Re: Data is copied twice when specifying both child and parent table in publication

Поиск

Список

Период

Сортировка

От	Peter Smith
Тема	Re: Data is copied twice when specifying both child and parent table in publication
Дата	22 марта 2023 г. 04:50:07
Msg-id	CAHut+Ptk6oANo2-mw5191aU0HHP9YKjYhWgTZYU0g0Y1Co_5SQ@mail.gmail.com обсуждение исходный текст
Ответ на	RE: Data is copied twice when specifying both child and parent table in publication ("wangw.fnst@fujitsu.com" <wangw.fnst@fujitsu.com>)
Ответы	RE: Data is copied twice when specifying both child and parent table in publication
Список	pgsql-hackers

Дерево обсуждения

Here are some review comments for patch code of HEAD_v19-0001

======
doc/src/sgml/ref/create_publication.sgml

1.
+         <para>
+          There can be a case where a subscription combines multiple
+          publications. If a root partitioned table is published by any
+          subscribed publications which set
+          <literal>publish_via_partition_root</literal> = true, changes on this
+          root partitioned table (or on its partitions) will be published using
+          the identity and schema of this root partitioned table rather than
+          that of the individual partitions.
+         </para>

1a.
The paragraph prior to this one just refers to "partitioned tables"
instead of "root partitioned table", so IMO we should continue with
the same terminology.

I also modified the remaining text slightly.
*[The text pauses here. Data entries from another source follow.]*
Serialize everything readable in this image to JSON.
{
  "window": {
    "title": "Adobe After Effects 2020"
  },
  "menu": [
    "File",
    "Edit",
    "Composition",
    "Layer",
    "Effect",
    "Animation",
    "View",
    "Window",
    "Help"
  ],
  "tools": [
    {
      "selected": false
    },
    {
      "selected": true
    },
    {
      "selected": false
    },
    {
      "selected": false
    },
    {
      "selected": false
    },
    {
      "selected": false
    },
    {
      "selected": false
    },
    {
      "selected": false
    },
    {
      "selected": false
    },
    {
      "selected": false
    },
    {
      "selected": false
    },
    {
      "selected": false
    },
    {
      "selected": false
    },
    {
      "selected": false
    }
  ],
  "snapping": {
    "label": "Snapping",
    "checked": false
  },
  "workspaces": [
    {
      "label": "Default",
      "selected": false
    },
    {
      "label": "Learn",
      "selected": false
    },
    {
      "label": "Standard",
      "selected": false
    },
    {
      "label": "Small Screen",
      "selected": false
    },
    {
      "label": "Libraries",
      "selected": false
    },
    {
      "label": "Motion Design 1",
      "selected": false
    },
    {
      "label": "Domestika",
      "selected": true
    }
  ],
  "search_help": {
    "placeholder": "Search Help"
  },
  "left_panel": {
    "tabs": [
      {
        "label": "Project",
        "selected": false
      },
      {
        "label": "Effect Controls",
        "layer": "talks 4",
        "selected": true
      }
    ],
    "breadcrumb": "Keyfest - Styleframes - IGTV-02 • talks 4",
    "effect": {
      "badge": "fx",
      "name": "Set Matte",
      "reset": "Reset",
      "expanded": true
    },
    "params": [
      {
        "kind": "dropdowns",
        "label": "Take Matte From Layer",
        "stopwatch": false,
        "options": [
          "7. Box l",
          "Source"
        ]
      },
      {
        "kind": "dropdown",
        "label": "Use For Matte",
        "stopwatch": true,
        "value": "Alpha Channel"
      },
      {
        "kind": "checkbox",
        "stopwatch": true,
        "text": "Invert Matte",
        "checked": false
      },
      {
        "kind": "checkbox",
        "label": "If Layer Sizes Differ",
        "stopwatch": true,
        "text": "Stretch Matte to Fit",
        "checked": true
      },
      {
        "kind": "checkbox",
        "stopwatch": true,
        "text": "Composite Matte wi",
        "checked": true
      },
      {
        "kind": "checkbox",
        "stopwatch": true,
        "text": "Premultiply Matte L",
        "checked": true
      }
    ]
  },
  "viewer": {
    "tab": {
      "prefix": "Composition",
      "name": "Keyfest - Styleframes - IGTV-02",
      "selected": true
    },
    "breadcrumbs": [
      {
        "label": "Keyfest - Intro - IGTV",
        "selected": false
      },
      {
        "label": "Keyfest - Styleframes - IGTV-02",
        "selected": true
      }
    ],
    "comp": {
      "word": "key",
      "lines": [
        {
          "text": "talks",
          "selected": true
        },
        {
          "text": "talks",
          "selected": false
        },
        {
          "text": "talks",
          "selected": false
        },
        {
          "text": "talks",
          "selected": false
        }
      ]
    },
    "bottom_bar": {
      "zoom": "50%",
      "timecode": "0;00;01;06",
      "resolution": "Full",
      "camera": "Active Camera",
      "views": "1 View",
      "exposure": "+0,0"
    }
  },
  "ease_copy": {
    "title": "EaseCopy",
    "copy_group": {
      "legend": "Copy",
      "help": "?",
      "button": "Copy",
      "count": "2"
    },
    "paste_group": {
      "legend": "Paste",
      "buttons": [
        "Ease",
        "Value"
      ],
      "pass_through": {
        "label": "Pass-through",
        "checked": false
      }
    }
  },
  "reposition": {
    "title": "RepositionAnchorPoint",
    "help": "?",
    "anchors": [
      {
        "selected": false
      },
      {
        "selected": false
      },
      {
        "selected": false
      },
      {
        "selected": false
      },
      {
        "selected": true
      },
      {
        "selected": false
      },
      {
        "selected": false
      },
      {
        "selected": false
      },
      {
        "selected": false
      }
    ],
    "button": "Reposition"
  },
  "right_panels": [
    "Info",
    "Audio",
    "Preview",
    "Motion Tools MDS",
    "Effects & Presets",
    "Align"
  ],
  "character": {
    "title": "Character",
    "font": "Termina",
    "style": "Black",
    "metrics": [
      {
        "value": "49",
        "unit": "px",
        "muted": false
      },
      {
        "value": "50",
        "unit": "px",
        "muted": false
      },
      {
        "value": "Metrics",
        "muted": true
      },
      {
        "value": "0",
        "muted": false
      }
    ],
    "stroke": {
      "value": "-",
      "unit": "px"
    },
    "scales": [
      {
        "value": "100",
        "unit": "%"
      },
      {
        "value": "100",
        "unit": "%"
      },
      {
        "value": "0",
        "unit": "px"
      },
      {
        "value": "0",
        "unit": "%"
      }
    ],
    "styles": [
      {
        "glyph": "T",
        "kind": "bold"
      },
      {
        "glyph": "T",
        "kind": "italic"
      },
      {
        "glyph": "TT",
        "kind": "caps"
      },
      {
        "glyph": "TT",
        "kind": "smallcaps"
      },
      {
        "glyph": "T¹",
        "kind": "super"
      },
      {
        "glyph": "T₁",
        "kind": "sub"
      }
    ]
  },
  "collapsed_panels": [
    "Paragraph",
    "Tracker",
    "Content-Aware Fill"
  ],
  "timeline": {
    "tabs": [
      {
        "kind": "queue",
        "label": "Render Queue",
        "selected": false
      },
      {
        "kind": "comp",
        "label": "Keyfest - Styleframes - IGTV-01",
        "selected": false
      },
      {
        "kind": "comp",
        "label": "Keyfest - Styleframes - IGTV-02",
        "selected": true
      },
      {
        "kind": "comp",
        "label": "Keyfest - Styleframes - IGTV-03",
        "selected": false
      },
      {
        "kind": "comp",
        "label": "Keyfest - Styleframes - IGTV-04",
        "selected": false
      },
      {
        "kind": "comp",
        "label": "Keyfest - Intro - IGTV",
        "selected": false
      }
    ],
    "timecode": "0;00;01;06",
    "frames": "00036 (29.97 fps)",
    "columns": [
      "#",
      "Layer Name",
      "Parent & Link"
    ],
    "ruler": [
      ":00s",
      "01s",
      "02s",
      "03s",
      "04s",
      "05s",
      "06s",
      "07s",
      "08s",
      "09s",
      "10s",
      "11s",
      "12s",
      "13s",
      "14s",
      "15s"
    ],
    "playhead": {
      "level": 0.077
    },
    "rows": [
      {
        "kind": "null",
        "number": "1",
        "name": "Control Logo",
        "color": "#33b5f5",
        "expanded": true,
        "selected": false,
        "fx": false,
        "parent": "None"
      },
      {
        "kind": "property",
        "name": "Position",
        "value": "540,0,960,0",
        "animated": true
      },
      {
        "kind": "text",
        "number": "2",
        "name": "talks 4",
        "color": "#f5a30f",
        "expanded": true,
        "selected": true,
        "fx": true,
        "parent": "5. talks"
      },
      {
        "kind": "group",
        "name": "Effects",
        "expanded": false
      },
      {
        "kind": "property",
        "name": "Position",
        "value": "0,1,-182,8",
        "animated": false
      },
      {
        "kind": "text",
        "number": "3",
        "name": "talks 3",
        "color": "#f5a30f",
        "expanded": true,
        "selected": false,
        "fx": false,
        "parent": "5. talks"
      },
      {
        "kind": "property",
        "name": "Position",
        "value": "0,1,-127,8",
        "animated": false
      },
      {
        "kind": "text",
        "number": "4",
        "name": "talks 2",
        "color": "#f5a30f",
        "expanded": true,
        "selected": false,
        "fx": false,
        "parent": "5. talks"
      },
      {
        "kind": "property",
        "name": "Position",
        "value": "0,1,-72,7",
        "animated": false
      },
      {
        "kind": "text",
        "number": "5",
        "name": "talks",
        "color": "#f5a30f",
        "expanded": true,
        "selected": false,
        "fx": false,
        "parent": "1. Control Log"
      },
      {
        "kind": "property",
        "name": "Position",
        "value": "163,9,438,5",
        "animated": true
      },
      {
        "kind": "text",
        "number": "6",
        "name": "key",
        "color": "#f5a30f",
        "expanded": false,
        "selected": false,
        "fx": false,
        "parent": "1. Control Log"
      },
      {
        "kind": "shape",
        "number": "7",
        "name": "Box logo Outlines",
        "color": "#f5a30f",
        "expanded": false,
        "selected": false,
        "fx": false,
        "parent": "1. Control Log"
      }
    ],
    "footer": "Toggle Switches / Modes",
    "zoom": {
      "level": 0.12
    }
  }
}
AFAIK my suggestion
conveys exactly the same information but is shorter.

SUGGESTION
There can be a case where one subscription combines multiple
publications. If any of those publications has set
<literal>publish_via_partition_root</literal> = true, then changes in
a partitioned table (or on its partitions) will be published using the
identity and schema of the partitioned table.

~

1b.
Shouldn't that paragraph (or possibly somewhere in the CREATE
SUBSCRIPTION notes?) also explain that in this scenario the logical
replication will only publish one set of changes? After all, this is
the whole point of the patch, but I am not sure if the user will know
of this behaviour from the current documentation.

======
src/backend/catalog/pg_publication.c

2. filter_partitions

BEFORE:
static void
filter_partitions(List *table_infos)
{
ListCell   *lc;

foreach(lc, table_infos)
{
bool skip = false;
List    *ancestors = NIL;
ListCell    *lc2;
published_rel    *table_info = (published_rel *) lfirst(lc);

if (get_rel_relispartition(table_info->relid))
ancestors = get_partition_ancestors(table_info->relid);

foreach(lc2, ancestors)
{
Oid ancestor = lfirst_oid(lc2);

/* Is ancestor exists in the published table list? */
if (is_ancestor_member_tableinfos(ancestor, table_infos))
{
skip = true;
break;
}
}

if (skip)
table_infos = foreach_delete_current(table_infos, lc);
}
}

~

2a.
My previous review [1] (see #1) suggested putting most code within the
condition. AFAICT my comment still is applicable but was not yet
addressed.

2b.
IMO the comment "/* Is ancestor exists in the published table list?
*/" is unnecessary because it is already clear what is the purpose of
the function named "is_ancestor_member_tableinfos".


SUGGESTION
static void
filter_partitions(List *table_infos)
{
    ListCell   *lc;

    foreach(lc, table_infos)
    {
        if (get_rel_relispartition(table_info->relid))
        {
            bool skip = false;
            ListCell    *lc2;
            published_rel    *table_info = (published_rel *) lfirst(lc);
            List *ancestors = get_partition_ancestors(table_info->relid);

            foreach(lc2, ancestors)
            {
                Oid ancestor = lfirst_oid(lc2);

                if (is_ancestor_member_tableinfos(ancestor, table_infos))
                {
                    skip = true;
                    break;
                }
            }

            if (skip)
                table_infos = foreach_delete_current(table_infos, lc);
        }
    }
}

======
src/backend/commands/subscriptioncmds.c

3.
 fetch_table_list(WalReceiverConn *wrconn, List *publications)
 {
  WalRcvExecResult *res;
- StringInfoData cmd;
+ StringInfoData cmd,
+ pub_names;
  TupleTableSlot *slot;
  Oid tableRow[3] = {TEXTOID, TEXTOID, NAMEARRAYOID};
  List    *tablelist = NIL;
- bool check_columnlist = (walrcv_server_version(wrconn) >= 150000);
+ int server_version = walrcv_server_version(wrconn);
+ bool check_columnlist = (server_version >= 150000);
+
+ initStringInfo(&pub_names);
+ get_publications_str(publications, &pub_names, true);

  initStringInfo(&cmd);
- appendStringInfoString(&cmd, "SELECT DISTINCT t.schemaname, t.tablename \n");

- /* Get column lists for each relation if the publisher supports it */
- if (check_columnlist)
- appendStringInfoString(&cmd, ", t.attnames\n");
+ /* Get the list of tables from the publisher. */
+ if (server_version >= 160000)
+ {

~

I think the 'pub_names' is only needed within that ">= 160000" condition.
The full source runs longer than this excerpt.